Melissa is the new famous women in history because she took her passion for women who made a difference, her art of writing and performing and her need to educate and made it her life’s work. She, as all women, have come far since the 20th century when most nations first won the right for women to vote. Most importantly women fought for the reevaluation of their traditionally viewed role in society. It wasn’t until as recent as 1963 that the Equal Pay Act required equal wages for men and women doing equal work.

I remember when I first met Melissa. I worked with my company to hire her to perform for our celebration of Women’s History month. She stood in a bland, gray blue room in her black leotard in front of a sedate group of office workers and blasted us with her energy and passion. She made us weep and laugh. She did the same for thousands of children and adults throughout the United States. This was the first time I truly felt hope as an artist. Melissa showed me more than just my need to know my own history. She inspired me, by living the fact that I had the right to choose my own creative path.
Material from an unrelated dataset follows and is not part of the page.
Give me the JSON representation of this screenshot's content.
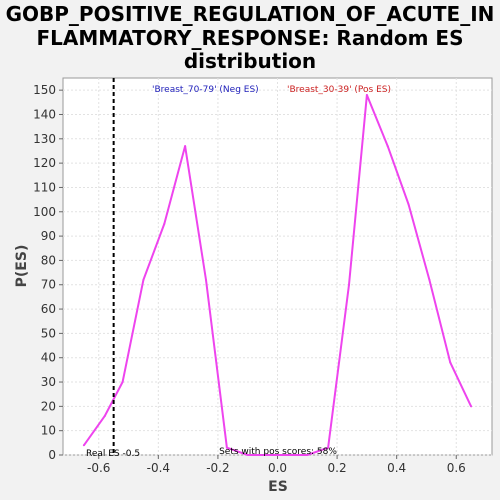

I’m standing there on the beach of a mountain lake when a smiling women walks up to me with her arms outstretched. She introduces herself as a childhood friend of Melissa’s and wants to make people feel welcome. It was the first time I could share my grief with someone that also knew and loved Melissa.

Tim walks toward the center of the crowd and rings Tibetan style bells. The crowd stretches out wide in a circle while Tim’s Sister, Prairie Flower and Brother-in-law, Cactus Bob strum their banjo and fiddle and sing. About 250 of us grow quiet and I turn to Melissa’s childhood friend and we grab on to each other. My throat grows tight, and tears run freely as 250 of us, with red, sponge noses honor the memory of my hero, Melissa-Borders Stevenson, a famous woman in history.